« Sans la peine de mort est-ce la peine de vivre ? »

 

Source : Le Royaume de l’Au-delà par Thomas Edison, précédé de Machines nécrophoniques par Philippe Baudouin, éditions Jérôme Millon, collection Golgotha.

Thomas Edison appartient à la race des « thanatopracticiens. » Sa vie durant, il n’a cessé d’œuvrer en faveur d’une ingénierie de la mort. La plupart des objets techniques qu’il conçoit ou perfectionne font resurgie le caractère à la fois spectaculaire et mystérieux des phénomènes liés à la découverte de l’électricité, que le mesmérisme et le spiritisme avaient déjà exploité en leur temps.

Et l’invention du phonographe n’est que l’un des signes d’une telle attirance : lointains ancêtres du cinématographe des frères Lumières, le kinétoscope et le kinétographe, que met au point Edison en 1888, prolongent à leur tour ce même mouvement de propagation des fantômes électriques.
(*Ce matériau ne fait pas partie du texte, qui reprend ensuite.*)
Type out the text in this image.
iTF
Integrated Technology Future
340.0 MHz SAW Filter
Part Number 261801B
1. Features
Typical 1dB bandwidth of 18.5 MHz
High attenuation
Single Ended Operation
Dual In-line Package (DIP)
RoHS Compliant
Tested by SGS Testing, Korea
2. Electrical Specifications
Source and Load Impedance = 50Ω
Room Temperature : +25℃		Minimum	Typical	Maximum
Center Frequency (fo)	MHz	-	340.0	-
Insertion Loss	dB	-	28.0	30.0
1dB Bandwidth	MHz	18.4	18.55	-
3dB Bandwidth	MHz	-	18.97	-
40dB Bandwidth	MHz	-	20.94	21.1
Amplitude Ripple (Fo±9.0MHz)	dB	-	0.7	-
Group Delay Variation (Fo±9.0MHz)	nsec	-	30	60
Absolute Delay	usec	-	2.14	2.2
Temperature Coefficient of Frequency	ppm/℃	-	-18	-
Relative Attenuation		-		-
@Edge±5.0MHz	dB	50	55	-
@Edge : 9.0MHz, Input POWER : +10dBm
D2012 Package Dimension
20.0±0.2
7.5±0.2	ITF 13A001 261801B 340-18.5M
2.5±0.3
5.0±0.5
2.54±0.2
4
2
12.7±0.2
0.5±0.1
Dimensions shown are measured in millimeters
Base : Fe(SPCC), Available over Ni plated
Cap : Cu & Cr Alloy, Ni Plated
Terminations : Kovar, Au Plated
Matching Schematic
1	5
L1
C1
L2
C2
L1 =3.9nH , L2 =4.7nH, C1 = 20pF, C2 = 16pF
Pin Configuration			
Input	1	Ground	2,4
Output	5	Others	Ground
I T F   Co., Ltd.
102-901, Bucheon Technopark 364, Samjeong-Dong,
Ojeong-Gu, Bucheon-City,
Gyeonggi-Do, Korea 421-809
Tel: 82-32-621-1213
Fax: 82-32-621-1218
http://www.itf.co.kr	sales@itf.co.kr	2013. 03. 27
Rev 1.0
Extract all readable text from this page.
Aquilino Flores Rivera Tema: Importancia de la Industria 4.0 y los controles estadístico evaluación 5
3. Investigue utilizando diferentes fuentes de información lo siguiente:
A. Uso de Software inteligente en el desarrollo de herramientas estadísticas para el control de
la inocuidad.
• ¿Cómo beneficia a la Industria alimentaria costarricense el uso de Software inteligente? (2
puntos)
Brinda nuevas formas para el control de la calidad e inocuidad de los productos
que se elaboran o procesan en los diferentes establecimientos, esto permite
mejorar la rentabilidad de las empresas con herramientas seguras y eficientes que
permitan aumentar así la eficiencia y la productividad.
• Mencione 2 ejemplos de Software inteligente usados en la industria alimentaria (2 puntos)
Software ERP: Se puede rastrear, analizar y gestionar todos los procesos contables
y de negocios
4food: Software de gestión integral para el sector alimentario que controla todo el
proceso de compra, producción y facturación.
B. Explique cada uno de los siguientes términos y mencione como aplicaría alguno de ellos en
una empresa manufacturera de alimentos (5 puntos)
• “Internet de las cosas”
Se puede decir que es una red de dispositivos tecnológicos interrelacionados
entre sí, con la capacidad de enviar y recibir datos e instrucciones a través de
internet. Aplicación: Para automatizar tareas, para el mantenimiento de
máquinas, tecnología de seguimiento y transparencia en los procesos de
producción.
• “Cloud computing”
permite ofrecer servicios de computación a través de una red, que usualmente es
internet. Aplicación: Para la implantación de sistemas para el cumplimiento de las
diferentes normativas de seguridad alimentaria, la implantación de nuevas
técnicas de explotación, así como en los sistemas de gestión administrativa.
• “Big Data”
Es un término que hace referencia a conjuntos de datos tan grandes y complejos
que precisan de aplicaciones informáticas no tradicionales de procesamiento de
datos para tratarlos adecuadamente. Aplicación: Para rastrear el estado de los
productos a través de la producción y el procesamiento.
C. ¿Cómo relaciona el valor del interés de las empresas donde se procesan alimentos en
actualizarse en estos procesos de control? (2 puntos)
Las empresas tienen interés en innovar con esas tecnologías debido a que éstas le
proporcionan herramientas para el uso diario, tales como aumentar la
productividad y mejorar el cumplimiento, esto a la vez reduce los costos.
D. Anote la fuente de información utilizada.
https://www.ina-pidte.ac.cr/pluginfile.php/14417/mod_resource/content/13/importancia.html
C’est d’ailleurs à cette même époque que l’inventeur américain s’engage dans une bataille féroce contre le courant alternatif, que défendent les ingénieurs George Westinghouse et Nikola Tesla.

Pour remporter la victoire sur ses concurrents, Edison met en scène plusieurs électrocutions publiques d’animaux, la plus célèbre demeurant la mise à mort de l’éléphant Topsy, le 4 janvier 1093, filmée par ses propres employés, afin de prouver, au moyen d’une scénographie morbide, la plus grande dangerosité du courant alternatif. Cette obsession pour le pouvoir destructeur de l’électricité ne cessera de hanter Edison qui met au point la première chaise électrique de l’État de New-York. Le premier test effectué au début du mois d’août 1890 donnera lieu à un spectacle de cris et de sang insoutenable pour les quelques témoins de l’expérience : William Klemmer, le condamné, meurt après une agonie de plusieurs heures durant lesquelles il s’est vu administrer des décharges d’intensité croissante.

L’électricité et les techniques domestiques associées envahissent la vie quotidienne jusqu’à s’immiscer dans les tombes. Afin d’éviter les cas fâcheux d’inhumation précipitées et de répondre à la crainte d’être enterré vivant, évoquée notamment dans la nouvelle L’Ensevelissement prématuré (1844) d’Edgar Allan Poe, plusieurs inventeurs conçoivent, à partir de la fin du dix-neuvième siècle, de surprenant appareils destinés à équiper les cercueils de fils électriques et de câbles téléphoniques de toutes sortes. J.G. Krichbaum imagine en 1882 un système pneumatique permettant aux gardiens des cimetières d’observer ce qui se passe au fond des tombes.

Hanté par les hurlements traumatisants d’une jeune fille enterrée vive, Michel de Karnice-Karnicky conçoit en 1899 un dispositif plus complexe : une boule de verre déposée sur la poitrine de l’inhumé est reliée à un ressort communiquant avec une boîte métallique placée sur le cercueil, au moyen d’un long tube, pour détecter d’éventuels mouvements auquel cas le dispositif déclencherait alors simultanément un drapeau ainsi qu’une sonnette pendant plusieurs minutes. La même année, Monroe Griffith dépose un brevet pour son « avertisseur télégraphique de tombe » au moyen duquel la victime d’une inhumation précipitée activera l’envoi immédiat d’un message en morse à destination du gardien du cimetière ou du poste de police.

Comment ne pas songer ici à la nouvelle Die Resurrection Co de l’écrivain allemand Walther Rathenau ? Publiée en 1898, on y découvre l’étrange projet d’une compagnie de télécommunication de relier les tombes du cimetière local au réseau téléphonique de la ville. Le récit de Rathenau semble avoir inspiré Richard Matheson dans la rédaction de sa nouvelle « Long Distance Call » (1961) dont l’adaptation télévisuelle intitulée Night Call et réalisée par Jacques Tourneur pour la série télévisée américaine La Quatrième dimension fut diffusée en 1964.